Şimdi ne yapacağız? Elbette kaldığımız yerden devam, ülkücülük bir günlük iş değildir, bir ömür dâvasıdır! Kim kaytarırsa soysuzdur! Hangi yiğit “Beni partiye sokmuyorlar” diyorsa bana gelsin! MHP ülkücülerin baba ocağı, ana kucağıdır. Fakat meseleleri saygı ile ifâde edin! Sayın Genel Başkan’a amiyane tabirlerle saldırmayın; bu çok ayıptır! Siz de Genel Başkan olmaya bakın! Bu makam için hiçbir ülkücü donanımsız değildir! Bunu ülkücü olmayanlar ve hatır için MHP listelerinden aday gösterilenler düşünsün! Uzantılar, cemaat adamları, sahte dindarlar, namaz kılan yalancılar, yalakalar, kapı kulları, namussuzlar ülkücüden ve ülkücülükten korksunlar!

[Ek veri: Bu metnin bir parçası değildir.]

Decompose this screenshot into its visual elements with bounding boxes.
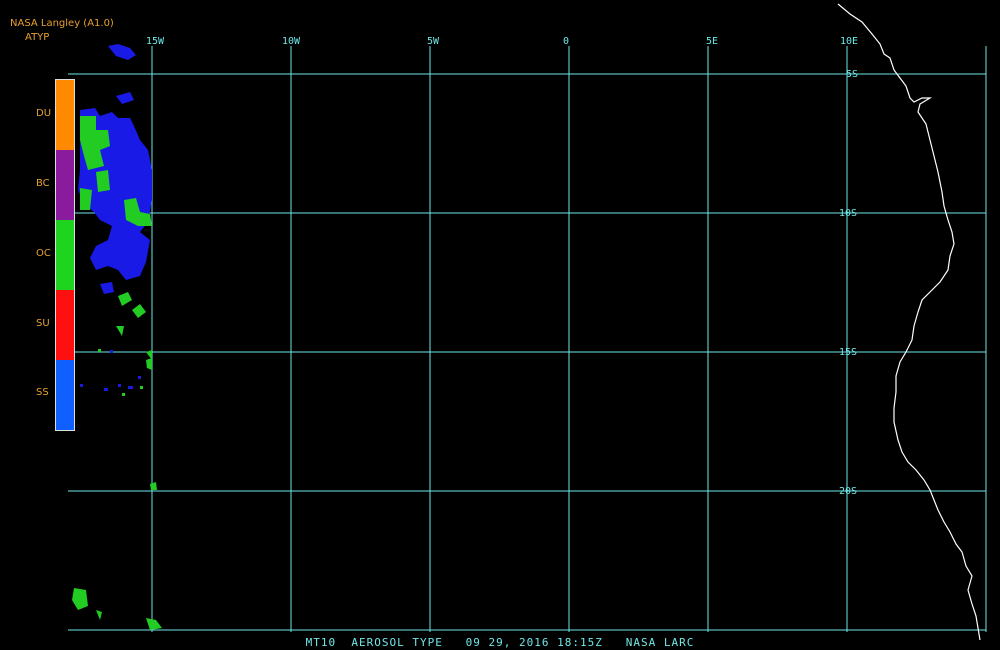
coastline [837,3,981,641]
lon-label-0: 0 [563,36,569,47]
lat-label-20s: 20S [839,486,857,497]
aerosol-scattered-pixels [80,350,141,391]
legend-label-du: DU [36,108,52,119]
legend-label-oc: OC [36,248,51,259]
legend-label-bc: BC [36,178,50,189]
lat-label-10s: 10S [839,208,857,219]
lon-label-15w: 15W [146,36,165,47]
legend-label-ss: SS [36,387,49,398]
lon-label-10e: 10E [840,36,858,47]
legend-swatch-bc [56,150,74,220]
map-caption: MT10 AEROSOL TYPE 09 29, 2016 18:15Z NAS… [305,636,695,649]
lat-label-15s: 15S [839,347,857,358]
lat-label-5s: 5S [846,69,858,80]
legend-label-su: SU [36,318,50,329]
lon-label-5e: 5E [706,36,718,47]
lon-label-10w: 10W [282,36,301,47]
product-label: ATYP [25,32,50,43]
color-legend [55,79,75,431]
aerosol-map: 15W 10W 5W 0 5E 10E 5S 10S 15S 20S [68,3,987,641]
legend-swatch-oc [56,220,74,290]
lon-label-5w: 5W [427,36,440,47]
legend-swatch-ss [56,360,74,430]
legend-swatch-su [56,290,74,360]
source-label: NASA Langley (A1.0) [10,18,114,29]
lat-lon-grid [68,46,987,632]
legend-swatch-du [56,80,74,150]
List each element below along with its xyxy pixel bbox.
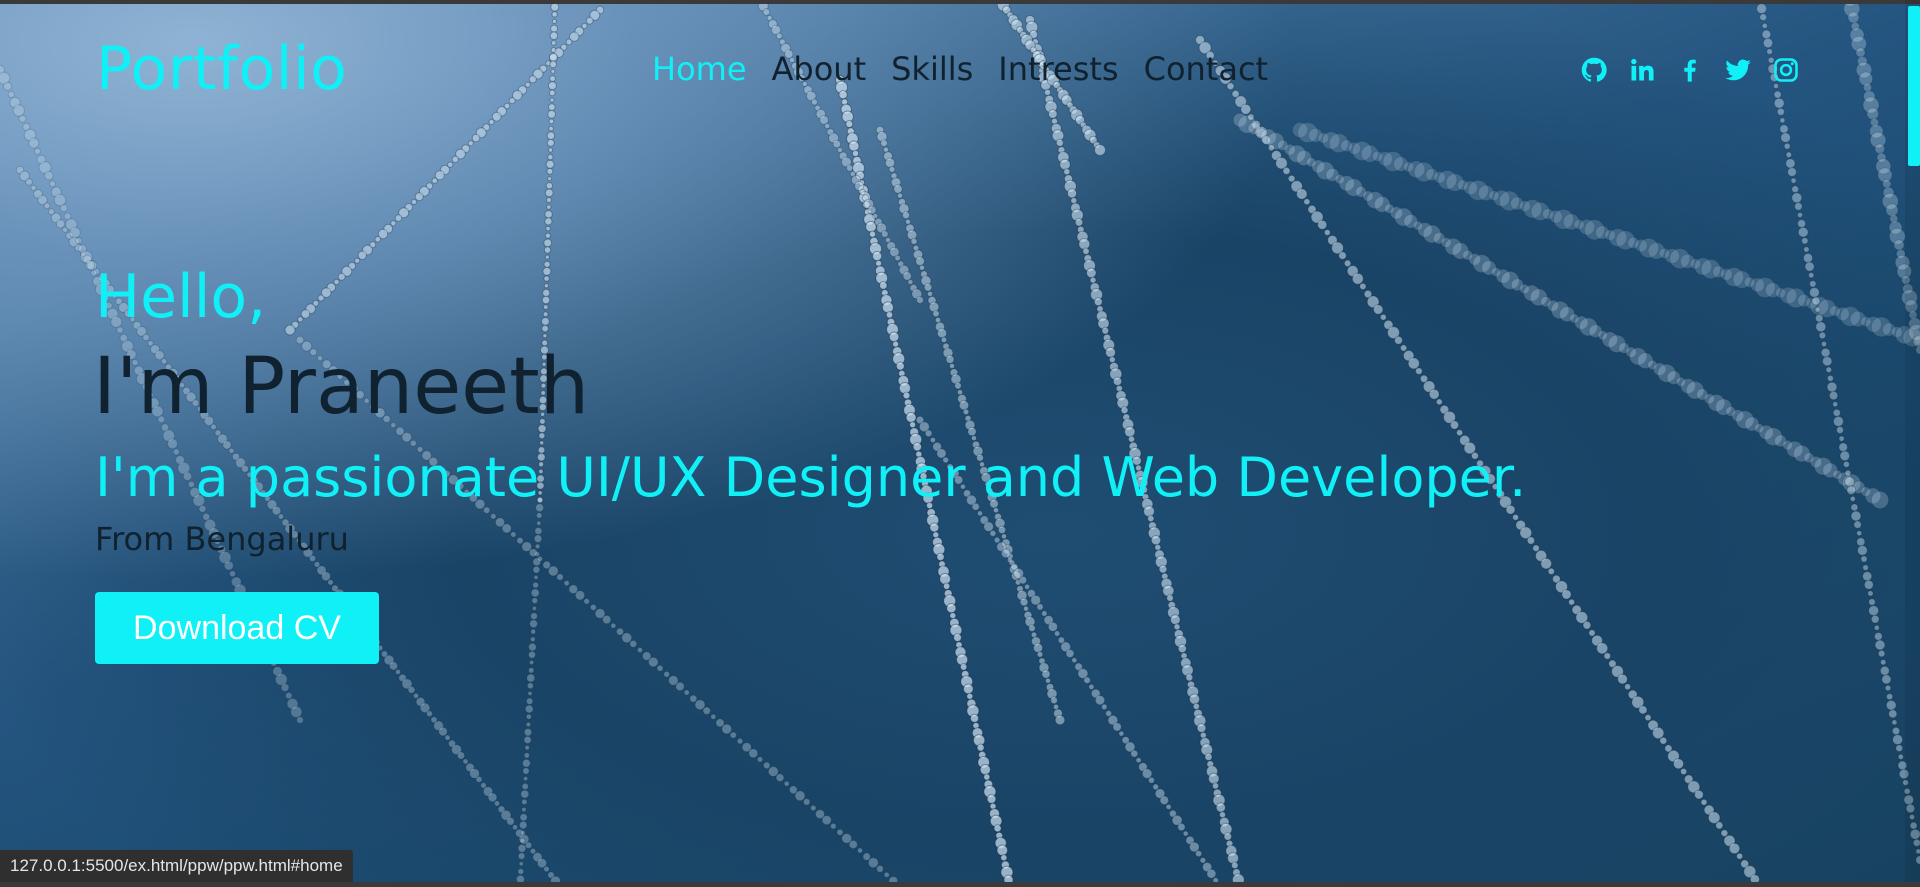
nav-item-contact[interactable]: Contact xyxy=(1144,50,1269,88)
tagline-text: I'm a passionate UI/UX Designer and Web … xyxy=(95,446,1527,509)
name-heading: I'm Praneeth xyxy=(93,342,590,432)
nav-item-about[interactable]: About xyxy=(772,50,867,88)
window-top-border xyxy=(0,0,1920,4)
nav-item-intrests[interactable]: Intrests xyxy=(998,50,1118,88)
social-links xyxy=(1580,56,1800,84)
scrollbar-thumb[interactable] xyxy=(1908,6,1920,166)
facebook-icon[interactable] xyxy=(1676,56,1704,84)
twitter-icon[interactable] xyxy=(1724,56,1752,84)
github-icon[interactable] xyxy=(1580,56,1608,84)
download-cv-button[interactable]: Download CV xyxy=(95,592,379,664)
linkedin-icon[interactable] xyxy=(1628,56,1656,84)
hero-section xyxy=(0,0,1920,887)
browser-status-url: 127.0.0.1:5500/ex.html/ppw/ppw.html#home xyxy=(0,850,353,882)
main-nav: Home About Skills Intrests Contact xyxy=(652,50,1268,88)
instagram-icon[interactable] xyxy=(1772,56,1800,84)
window-bottom-border xyxy=(0,882,1920,887)
site-logo[interactable]: Portfolio xyxy=(96,34,347,104)
page-scrollbar[interactable] xyxy=(1905,0,1920,887)
nav-item-skills[interactable]: Skills xyxy=(891,50,973,88)
location-text: From Bengaluru xyxy=(95,520,349,558)
nav-item-home[interactable]: Home xyxy=(652,50,747,88)
background-water-droplets xyxy=(0,0,1920,887)
greeting-text: Hello, xyxy=(95,262,267,332)
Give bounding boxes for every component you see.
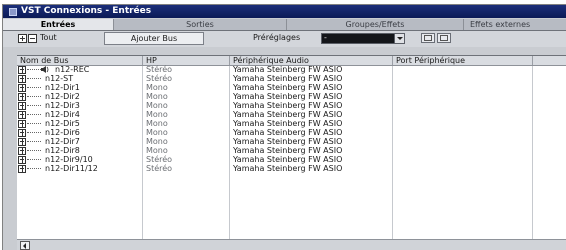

Kendi kendine teneffüsün insana ve halka faydası yoktur! Nefesi cemiyet ve millet olarak almalıyız! Hareketi beğenmeyip köşeye çekilmek tam bir bitkisel hayattır. Kıymet ifâde edecek fikrimiz varsa dedi-kodu yapmak yerine kendi mekânında konuşmalıyız. Genel Başkan, Genel Merkez, Teşkilât ve fert olarak varsa yaptığımız hataları elbette biliyoruz. Önemli olan bir daha tekrar etmemektir. Canım sekiz seferden beri durum aynı imiş, ne yapalım, dokuzuncuda düzeltelim! Herkesin keyfine göre Genel Başkan bulmak ve iki de bir değiştirmek mümkün değildir. Sayın Bahçeli’nin saflığı ve temizliğinde bir kişi bulamazsınız! Bunun dışında gidip ziyaret edin, kapısı açık, görüşün, elbette her ülkücünün hakkıdır. Ancak ondan sonra varsa “Ayrık Otları”nı ayıklamaya çalışın.